ILMA will testify during the NCOIL interim meeting, said Kelly, and one of its goals is “transactional transparency.”

The NCOIL interim meeting will look at the big issues and focus on revising the NCOIL Life Settlements model act rather than on the NAIC model, said Sue Nolan, NCOIL executive director.

However, other groups such as the American Council of Life Insurers, Washington; the Association for Advanced Life Underwriting and the National Association of Insurance and Financial Advisors, both of Falls Church, Va.; and the National Association of Independent Life Brokerage Agencies, Fairfax, Va., expressed support for the amended draft model.

Michael Lovendusky, ACLI associate general counsel, applauded committee members for advancing the amended model with its “many complex issues” and its work to “explore these issues thoroughly.” In a statement, he said stakeholders were given the opportunity to present their views.

“The amended model will effectively address stranger-originated life insurance transactions while protecting life insurance benefiting individuals, families, businesses and employees, as well as legitimate life settlements. We urge the NAIC Executive Committees to approve the model act amendments as soon as possible,” Lovendusky added.

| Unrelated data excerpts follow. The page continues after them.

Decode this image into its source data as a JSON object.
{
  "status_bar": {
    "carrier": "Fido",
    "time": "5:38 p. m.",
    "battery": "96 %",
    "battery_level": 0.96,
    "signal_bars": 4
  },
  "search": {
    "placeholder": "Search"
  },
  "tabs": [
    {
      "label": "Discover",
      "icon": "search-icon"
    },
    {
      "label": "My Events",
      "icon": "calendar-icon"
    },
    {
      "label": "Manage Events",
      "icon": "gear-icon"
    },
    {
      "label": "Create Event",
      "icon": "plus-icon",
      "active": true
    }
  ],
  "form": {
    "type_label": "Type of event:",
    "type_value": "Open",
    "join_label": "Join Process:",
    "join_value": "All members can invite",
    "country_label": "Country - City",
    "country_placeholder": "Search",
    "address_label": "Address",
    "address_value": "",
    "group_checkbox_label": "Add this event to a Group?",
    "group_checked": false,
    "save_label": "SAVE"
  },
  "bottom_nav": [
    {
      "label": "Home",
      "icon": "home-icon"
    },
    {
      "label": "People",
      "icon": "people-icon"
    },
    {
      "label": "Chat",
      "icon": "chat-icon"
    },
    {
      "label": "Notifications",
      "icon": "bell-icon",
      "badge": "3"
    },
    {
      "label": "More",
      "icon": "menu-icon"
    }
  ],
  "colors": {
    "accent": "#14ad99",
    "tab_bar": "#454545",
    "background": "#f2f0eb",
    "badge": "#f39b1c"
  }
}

AALU is pleased that the revised model was adopted by “A” Committee because “we think it is important for there to be solutions that can be considered and enacted by the states this year,” according to Tom Korb, AALU vice president of public policy & public affairs. Korb had spoken for producers during the call.

However, he noted, further consideration is needed to “accomplish AALU’s twin goals of addressing STOLI effectively while protecting legitimate life insurance and life settlement arrangements.”

For instance, in the comment letter that AALU signed along with NAIFA and NAILBA, the groups asked that the term “neither the insured nor the policy has been evaluated for settlement” be changed in a section on exemptions to prohibited practices.

In lieu of that statement, it was requested that the section read, “The policy has not been evaluated for settlement by means of the insured requesting one or more offers to purchase the policy from one or more arms length persons who may reasonably be expected to respond with such an offer or offers.”

The reason, the letter said, was that the wording is “vague,” “broad,” and could “have a harmful impact on legitimate life insurance arrangements and settlements.”